Review Summary: Life From Dead Limbs is nothing short of astounding.
At the rise of the 'oughts post-hardcore was going through a rebirth. With the help of Refused's The Shape of Punk to Come
, Sunny Day Real Estate's Diary
, and in some cases an appreciation for metal's more riff happy side, bands like Thrice, Thursday and Glassjaw became the bastions of a new scene. Over time, what they gave birth to has devolved into the same tepid mess of fashion and marketing that did in sleaze rock in the late 80's early 90s. While it is true that one could argue rather quite convincingly for a scorched earth approach, all hope is not lost. Just as we have entered a new decade, the post-hardcore scene is entering the next cycle in its evolution: the rise of screamo. The post-hardcore world and the screamo world have had a close but rocky history in the past, mainly from people thinking that the two words are interchangeable, but at this moment, with so many looking for an escape from the over hyped and commercialized bullsh
it of Warped Tour style acts, the screamo underworld is blossoming. It's the perfect time. Especially when both styles are starting to take influence from the same mix of older hardcore and newer instrumental rock. This is not exactly a new venture on either side, Thrice had Vheissu
and Envy has made a career out of it, but never has the influence of bands like Explosions in the Sky and Godspeed You! Black Emperor been greater amongst the two styles, just look at Pianos Become the Teeth and Moving Mountains. Where it used to be that the high gain distortion pedal/amp was the main work horse of a band's arsenal, it's now a pedal board maxed out with botique reverb and delay pedals.

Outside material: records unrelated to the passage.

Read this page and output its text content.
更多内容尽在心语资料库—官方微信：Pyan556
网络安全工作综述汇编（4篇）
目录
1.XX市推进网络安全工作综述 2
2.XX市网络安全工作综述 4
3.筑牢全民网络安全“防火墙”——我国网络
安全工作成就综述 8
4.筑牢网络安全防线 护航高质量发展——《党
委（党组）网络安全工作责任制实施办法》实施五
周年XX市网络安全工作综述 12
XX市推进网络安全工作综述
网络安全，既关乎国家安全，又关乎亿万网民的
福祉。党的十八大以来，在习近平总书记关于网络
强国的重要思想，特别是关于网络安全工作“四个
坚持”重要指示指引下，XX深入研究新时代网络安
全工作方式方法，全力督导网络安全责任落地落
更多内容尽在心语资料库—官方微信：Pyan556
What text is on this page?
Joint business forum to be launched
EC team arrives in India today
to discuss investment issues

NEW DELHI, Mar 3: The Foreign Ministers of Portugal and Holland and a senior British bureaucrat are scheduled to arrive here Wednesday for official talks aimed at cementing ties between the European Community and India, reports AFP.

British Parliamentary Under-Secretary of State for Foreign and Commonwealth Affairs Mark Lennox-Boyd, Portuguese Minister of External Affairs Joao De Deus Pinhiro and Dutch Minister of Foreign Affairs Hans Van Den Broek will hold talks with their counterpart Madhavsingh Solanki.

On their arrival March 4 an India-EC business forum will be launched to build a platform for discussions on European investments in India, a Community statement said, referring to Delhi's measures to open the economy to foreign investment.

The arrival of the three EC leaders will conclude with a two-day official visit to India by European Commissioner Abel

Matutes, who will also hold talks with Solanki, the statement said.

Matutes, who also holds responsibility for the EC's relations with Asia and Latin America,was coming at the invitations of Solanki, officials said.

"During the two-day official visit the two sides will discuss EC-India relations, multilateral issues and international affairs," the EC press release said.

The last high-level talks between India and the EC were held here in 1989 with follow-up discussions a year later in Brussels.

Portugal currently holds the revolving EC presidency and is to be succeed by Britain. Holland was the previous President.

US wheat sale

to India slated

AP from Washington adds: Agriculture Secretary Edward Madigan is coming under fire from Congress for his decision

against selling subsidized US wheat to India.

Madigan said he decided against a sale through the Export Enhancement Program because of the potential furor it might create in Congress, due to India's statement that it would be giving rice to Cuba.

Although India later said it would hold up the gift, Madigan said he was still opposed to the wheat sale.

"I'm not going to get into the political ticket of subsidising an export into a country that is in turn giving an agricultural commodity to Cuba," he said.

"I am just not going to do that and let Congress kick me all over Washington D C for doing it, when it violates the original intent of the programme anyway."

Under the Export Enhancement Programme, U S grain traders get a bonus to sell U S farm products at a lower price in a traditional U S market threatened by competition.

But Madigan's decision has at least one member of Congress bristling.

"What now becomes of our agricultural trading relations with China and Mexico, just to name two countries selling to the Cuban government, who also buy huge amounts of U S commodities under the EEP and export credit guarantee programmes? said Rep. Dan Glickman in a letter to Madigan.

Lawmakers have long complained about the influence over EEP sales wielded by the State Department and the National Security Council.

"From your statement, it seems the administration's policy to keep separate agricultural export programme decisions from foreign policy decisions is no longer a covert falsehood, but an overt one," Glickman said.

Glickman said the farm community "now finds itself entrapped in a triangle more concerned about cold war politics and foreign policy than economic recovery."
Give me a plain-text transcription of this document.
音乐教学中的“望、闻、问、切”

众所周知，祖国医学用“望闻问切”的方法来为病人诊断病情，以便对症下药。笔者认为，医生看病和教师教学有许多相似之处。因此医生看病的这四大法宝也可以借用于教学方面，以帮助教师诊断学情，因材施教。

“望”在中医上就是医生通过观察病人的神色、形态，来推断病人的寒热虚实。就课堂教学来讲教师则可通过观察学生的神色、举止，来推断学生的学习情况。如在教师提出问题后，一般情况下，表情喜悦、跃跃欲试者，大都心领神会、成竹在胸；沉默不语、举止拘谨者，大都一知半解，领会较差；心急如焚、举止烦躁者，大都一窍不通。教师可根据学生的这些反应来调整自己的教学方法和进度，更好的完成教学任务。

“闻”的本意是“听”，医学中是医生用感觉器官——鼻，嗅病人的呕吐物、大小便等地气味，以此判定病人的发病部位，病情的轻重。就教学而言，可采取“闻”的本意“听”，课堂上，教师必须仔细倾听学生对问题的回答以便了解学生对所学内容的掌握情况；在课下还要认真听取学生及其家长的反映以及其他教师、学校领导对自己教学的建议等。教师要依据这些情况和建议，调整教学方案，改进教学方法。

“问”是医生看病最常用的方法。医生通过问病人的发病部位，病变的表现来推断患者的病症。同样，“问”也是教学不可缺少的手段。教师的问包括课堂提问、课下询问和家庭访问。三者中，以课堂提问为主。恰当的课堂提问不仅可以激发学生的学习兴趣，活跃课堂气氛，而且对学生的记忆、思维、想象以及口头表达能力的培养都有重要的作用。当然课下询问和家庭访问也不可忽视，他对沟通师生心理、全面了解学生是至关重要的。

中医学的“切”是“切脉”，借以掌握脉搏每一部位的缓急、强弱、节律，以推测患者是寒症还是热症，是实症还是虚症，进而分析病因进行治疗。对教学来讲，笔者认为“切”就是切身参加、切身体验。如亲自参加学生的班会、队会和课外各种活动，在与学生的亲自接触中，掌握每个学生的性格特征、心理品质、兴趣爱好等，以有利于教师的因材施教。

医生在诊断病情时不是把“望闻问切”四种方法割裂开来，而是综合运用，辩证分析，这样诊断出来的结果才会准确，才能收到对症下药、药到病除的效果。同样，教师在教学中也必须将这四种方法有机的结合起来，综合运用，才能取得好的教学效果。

Iselia are among a handful of upstarts that have birthed at just the right time to enter as part of this post-hardcore rebirthing process. Their debut EP Adaptations
showed that they had the potential to grab this opportunity by the reins, but where it soared on ideas it was hampered in presentation. The EP's production was somewhat one-sided and thin, leaving its crescendos in want of a much needed boost. Their new full length Life From Dead Limbs
changes that. Now it is clear that Iselia have not only taken hold of those reins, but are steering themselves towards big big things. Life From Dead Limbs
is not only the perfect next step for these North Carolinian skramzters, it is also a perfect example of all the power and beauty that the genre can offer.
Life From Dead Limbs
is hauntingly intimate yet triumphantly grandiose. This is due to its flawless juxtaposition of minimalist layering, each part so simple yet so vital, to build a tightly woven tapestry of beautiful sounds mixed with the cathartic release that is Jason Cruz's vocal performance. Just take “Assurance, Uphold” for example. The groundwork of the song is the melancholy cadence of the underlying guitar work and the ever present tension in the rhythm section, but what makes it the towering centerpiece of Life From Dead Limbs
is the usage of slide guitar volume swells, wet with effects, to tug on the heart strings before the immediacy in Cruz's rasp brings it to a stunning close. This tug of war between the emotional and the violent is seen throughout the entirety of Life From Dead Limbs
. The flow of the album furthers this experience. The introductory “First Seed”/”Last Leaf” sets the mood from the start as it reaches multiple crescendos, like an aural roller coaster bringing you to a peak before having it all drop out from you to build speed for the next ascent. If “Last Leaf” is the first harrowing rise on this ride, “These Roots, These Branches” and “Dead Limbs” are the twists and turns before it starts to climb even higher on “Assurance, Uphold” as they are imbued with a sense of motion that bobs and weaves through the cratered landscape Iselia have created. The album's second half carries on in much the same way with “At Day's Close” as its emotional anchor and tracks like the “Restless” and the uproarious “The Great Kharlan”swirling around it. It truly is a sweet sound to behold.
What Iselia have done on Life From Dead Limbs
is nothing short of astounding. It is the kind of album that one gets lost in, each little nuance is a passage way to something greater in the listening experience. Even more, at a time like this when the screamo world is full of aspiring standouts, it is Iselia's announcement to the world that they can go toe to toe with the big boys. With Life From Dead Limbs
there is no reason why Iselia shouldn't be sitting right along side acts like Pianos Become the Teeth, Moving Mountains, Touche Amore, and Envy in the minds of screamo and post-hardcore fans world wide.